The use of functional foods for prevention and control of T2DM is a promising opportunity which must be taken into account, after all, and one of the most common causes of this disease is obesity and poor diet. The design of functional foods with prebiotics, probiotics or synbiotics that will help enhance T2DM patient’s health would be an aid in the fight against it; however, the elimination or substitution of antidiabetic drugs is not recommended or endorsed.
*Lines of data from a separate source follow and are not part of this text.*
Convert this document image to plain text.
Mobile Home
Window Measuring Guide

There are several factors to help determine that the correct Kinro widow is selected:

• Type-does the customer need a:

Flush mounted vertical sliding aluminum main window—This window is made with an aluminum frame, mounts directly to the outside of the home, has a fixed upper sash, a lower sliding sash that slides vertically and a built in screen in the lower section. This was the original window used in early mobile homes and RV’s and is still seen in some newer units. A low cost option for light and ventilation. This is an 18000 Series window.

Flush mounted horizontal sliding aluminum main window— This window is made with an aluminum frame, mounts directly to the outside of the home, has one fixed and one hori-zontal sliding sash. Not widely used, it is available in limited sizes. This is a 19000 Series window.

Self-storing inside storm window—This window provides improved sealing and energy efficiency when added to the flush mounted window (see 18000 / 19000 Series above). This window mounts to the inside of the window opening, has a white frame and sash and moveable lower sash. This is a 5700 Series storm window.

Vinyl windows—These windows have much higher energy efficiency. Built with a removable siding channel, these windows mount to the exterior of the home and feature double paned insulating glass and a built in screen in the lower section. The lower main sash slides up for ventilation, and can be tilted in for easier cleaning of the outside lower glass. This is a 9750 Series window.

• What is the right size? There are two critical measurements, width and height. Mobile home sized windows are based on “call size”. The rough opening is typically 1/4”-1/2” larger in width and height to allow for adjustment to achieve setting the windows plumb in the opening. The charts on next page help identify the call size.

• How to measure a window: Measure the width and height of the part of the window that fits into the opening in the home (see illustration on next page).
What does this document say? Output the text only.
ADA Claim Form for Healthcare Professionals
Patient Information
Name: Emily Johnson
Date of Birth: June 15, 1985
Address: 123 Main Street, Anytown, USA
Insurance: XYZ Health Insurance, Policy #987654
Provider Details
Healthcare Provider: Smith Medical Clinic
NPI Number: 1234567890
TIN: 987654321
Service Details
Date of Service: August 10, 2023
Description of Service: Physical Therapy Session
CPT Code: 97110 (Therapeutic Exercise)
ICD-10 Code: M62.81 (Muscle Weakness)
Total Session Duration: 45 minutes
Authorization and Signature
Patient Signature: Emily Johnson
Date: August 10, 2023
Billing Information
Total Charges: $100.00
There is much to do in the research of prebiotic, probiotic or synbiotic functional foods for the prevention, control or treatment of colorectal cancer. There is evidence suggesting that therapy enhances patient’s health, and this should encourage further research into the development of functional foods and their clinical studies in patients. If successful results during the following years are obtained, this could provide as an aid in the fight against colorectal cancer.
The use of functional foods should be used with caution and as a support to clinical therapy, not exclusively as an alternative. This combination could lead to further improvement in patient’s health as some studies have found synergistic effect of probiotics along with medical drugs.